Banco de capacitores é o conjunto de capacitores que corrige o fator de potência da sua instalação: ele fornece a energia reativa localmente, em vez de a planta puxá-la toda da concessionária. Quando o fator de potência cai abaixo de 0,92 — a referência do PRODIST Módulo 8 da ANEEL — o reativo excedente passa a ser faturado, e a correção se paga sozinha. A Token mede o reativo, dimensiona a potência em kvar, define banco fixo ou automático e avalia o risco de harmônicos — com projeto assinado por engenheiro responsável, em todo o Brasil.

O que é fator de potência (e por que ele cai)

Toda instalação industrial consome dois tipos de energia. A energia ativa (medida em kW) é a que realmente vira trabalho: gira o motor, aquece o forno, aciona a máquina. A energia reativa (em kvar) não produz trabalho útil — ela existe para magnetizar o ferro dos motores e transformadores, que precisam desse campo magnético para funcionar. O problema é que essa energia reativa ainda assim ocupa a rede: ela circula pelos cabos, pelos transformadores e pela conexão com a concessionária, somando-se à corrente ativa.

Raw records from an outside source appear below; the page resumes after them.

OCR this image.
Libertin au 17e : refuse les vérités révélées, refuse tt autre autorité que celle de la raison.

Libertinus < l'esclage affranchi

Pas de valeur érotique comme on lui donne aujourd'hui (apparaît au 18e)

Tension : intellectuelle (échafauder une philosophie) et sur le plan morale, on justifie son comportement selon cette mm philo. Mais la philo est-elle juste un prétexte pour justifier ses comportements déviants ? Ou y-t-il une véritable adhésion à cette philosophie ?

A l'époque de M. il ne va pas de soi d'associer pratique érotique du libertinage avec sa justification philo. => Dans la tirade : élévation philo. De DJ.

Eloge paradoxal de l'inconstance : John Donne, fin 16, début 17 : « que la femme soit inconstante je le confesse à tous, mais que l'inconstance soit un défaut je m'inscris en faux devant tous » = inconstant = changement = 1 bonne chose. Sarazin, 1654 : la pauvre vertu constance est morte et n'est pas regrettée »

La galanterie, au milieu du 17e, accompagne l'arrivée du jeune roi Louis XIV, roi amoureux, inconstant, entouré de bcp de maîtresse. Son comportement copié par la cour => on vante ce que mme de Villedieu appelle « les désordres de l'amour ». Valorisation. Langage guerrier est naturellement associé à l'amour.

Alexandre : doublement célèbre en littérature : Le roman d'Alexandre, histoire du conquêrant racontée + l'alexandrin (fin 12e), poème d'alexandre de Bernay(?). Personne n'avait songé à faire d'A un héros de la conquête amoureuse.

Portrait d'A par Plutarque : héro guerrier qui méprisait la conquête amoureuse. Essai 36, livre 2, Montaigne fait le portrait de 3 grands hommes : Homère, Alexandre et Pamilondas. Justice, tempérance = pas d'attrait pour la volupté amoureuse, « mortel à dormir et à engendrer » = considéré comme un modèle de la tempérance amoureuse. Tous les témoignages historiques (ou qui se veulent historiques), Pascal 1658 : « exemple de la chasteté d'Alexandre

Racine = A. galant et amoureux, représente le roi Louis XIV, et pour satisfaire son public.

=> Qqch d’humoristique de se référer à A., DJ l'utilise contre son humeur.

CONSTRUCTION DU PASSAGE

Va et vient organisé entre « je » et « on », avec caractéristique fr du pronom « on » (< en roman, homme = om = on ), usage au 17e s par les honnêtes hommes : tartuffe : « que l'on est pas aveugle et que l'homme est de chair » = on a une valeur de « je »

O fator de potência é a razão entre a energia ativa e a energia total (aparente, em kVA) que a instalação puxa. Ele é um número entre 0 e 1: quanto mais perto de 1, mais da corrente está virando trabalho; quanto mais baixo, mais a instalação está carregada de reativo “inútil”. Uma planta cheia de motores operando em vazio ou subcarregados, de transformadores superdimensionados, de máquinas de solda e de lâmpadas de descarga tende a ter fator de potência baixo — e isso tem consequência direta na conta de luz e na capacidade da rede.

É aqui que entra o banco de capacitores. O capacitor é, em termos de reativo, o oposto do motor: enquanto o motor consome reativo indutivo, o capacitor fornece reativo capacitivo. Instalado na planta, o banco entrega localmente o reativo que os motores precisam — então a instalação para de puxá-lo da concessionária. O resultado é um fator de potência mais alto, menos corrente nos cabos e o fim do faturamento de reativo excedente.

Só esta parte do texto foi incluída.